Name: Elise Leahy
This year, Southern Utah University’s college of Humanities and Social Sciences added three new languages to its catalogue: Latin, Arabic and Mandarin. The college is particularly excited about the addition of an Asian language, which heretofore, has never been offered at SUU.
A multi-year agreement established in 2010 between Southern Utah University and Hunan Normal University (HNU) in Hunan, China will bring one highly-credentialed instructor to SUU each year to educate students in Mandarin language and culture. Visiting professors will teach two classes each semester, continuing through spring of 2016.
This year, SUU welcomes Manqiong Xiao, chair of the English department at Hunan Normal University. Xiao has taught English and foreign studies at HNU for several years and holds a Master’s degree in American and English literature.

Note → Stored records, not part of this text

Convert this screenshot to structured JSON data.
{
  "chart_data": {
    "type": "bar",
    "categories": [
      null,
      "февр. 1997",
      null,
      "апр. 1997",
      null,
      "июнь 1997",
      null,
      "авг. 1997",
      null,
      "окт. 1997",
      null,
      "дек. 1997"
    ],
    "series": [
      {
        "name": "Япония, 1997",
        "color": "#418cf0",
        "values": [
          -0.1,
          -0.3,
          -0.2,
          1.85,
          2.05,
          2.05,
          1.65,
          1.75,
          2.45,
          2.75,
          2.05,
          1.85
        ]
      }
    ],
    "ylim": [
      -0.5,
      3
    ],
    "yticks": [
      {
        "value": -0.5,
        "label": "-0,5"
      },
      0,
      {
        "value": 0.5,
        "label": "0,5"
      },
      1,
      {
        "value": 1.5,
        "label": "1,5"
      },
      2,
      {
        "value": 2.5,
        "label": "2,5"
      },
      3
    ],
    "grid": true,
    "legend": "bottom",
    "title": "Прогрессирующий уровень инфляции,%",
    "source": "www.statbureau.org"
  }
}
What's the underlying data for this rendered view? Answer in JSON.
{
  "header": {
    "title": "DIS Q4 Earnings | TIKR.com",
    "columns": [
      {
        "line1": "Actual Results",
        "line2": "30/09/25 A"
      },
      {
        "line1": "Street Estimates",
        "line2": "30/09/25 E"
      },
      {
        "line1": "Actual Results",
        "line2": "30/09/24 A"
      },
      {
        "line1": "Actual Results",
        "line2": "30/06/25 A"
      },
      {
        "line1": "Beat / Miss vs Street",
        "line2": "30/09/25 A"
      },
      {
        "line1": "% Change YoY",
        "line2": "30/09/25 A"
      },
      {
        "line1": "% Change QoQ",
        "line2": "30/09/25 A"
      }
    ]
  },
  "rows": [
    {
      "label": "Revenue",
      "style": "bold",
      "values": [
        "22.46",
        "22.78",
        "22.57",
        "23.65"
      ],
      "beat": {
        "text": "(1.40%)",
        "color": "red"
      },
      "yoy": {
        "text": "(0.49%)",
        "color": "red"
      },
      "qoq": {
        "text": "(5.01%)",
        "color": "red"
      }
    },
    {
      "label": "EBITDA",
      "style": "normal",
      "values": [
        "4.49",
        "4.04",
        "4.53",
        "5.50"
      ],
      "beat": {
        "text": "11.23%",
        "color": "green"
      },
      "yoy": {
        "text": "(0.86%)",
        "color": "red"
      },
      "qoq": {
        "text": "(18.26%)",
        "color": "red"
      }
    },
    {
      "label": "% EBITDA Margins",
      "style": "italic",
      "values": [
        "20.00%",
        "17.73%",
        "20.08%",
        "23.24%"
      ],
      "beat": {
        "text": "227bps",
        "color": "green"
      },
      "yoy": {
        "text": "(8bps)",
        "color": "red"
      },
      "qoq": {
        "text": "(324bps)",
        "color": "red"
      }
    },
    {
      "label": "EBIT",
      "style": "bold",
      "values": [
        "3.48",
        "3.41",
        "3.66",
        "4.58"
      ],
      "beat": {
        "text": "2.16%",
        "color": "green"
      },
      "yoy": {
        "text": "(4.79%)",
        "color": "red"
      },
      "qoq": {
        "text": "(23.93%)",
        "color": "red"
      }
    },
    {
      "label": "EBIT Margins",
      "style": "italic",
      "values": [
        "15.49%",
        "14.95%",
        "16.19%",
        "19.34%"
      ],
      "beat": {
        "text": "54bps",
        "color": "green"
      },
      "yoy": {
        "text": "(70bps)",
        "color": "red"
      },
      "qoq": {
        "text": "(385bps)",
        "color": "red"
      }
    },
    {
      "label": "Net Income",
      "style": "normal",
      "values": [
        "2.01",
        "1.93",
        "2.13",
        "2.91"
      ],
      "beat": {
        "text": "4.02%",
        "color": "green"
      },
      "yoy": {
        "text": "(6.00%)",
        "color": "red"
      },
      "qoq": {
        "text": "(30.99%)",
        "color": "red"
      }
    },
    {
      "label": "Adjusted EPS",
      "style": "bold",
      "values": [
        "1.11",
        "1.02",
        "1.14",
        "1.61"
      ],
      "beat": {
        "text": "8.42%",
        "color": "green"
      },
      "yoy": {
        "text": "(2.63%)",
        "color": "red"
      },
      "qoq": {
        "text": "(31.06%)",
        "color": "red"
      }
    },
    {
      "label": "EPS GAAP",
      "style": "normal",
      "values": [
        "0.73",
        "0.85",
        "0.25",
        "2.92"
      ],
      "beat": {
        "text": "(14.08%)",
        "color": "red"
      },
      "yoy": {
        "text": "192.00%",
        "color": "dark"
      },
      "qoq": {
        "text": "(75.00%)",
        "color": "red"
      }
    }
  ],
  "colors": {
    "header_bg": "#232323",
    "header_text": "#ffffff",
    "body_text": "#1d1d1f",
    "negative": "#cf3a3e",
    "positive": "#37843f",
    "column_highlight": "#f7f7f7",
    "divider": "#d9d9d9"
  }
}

Facilitating the exchange for Xiao, Assistant Professor Kevin Stein of SUU’s Communication department will teach a four-week course at Hunan Normal University next May. Though others have given guest lectures, Dr. Stein will be the first SUU faculty member to teach at HNU.
In addition to faculty exchanges, students are also being swapped between the universities. This fall, SUU hosted two students from Hunan Normal University and this coming semester, we will send one of our own to study in Hunan.
Faculty in the College of Humanities and Social Sciences believe that the exchange agreement is timely and very well aligned with what is happening on the world stage.
James McDonald, dean of the college, is thrilled about the new opportunity and the great advantages it will provide to students as they enter the working world, where the Asian market plays such a dominant role. “China is a big factor in today’s global economy and if our students are going to compete, we need to understand the language,” McDonald said.
Professor Xiao reports that the integration of cultures has already begun. Many of her students chose to take the course in the hopes of expanding their professional pursuits to the Asian market. One such student with business aspirations has already forged some promising relationships overseas. Another is hopeful that learning Chinese will help his career pursuits in international law.
Mandarin is spoken in northern and southwestern China and when taken as one language, including its various sub-dialects, the language has more native speakers than any other in the world. “The reading and writing of Mandarin is very hard,” Professor Xiao said. “The students have been very diligent.”
Two classes will be available each semester, one elementary course and the other at an intermediate level. The college is working toward offering sixteen credit hours and has submitted curriculum for two upper-level Mandarin courses.
Support for the exchange has been provided by SUU’s Global Engagement Center, Department of Foreign Languages and Philosophy, University College and the Provost’s Office.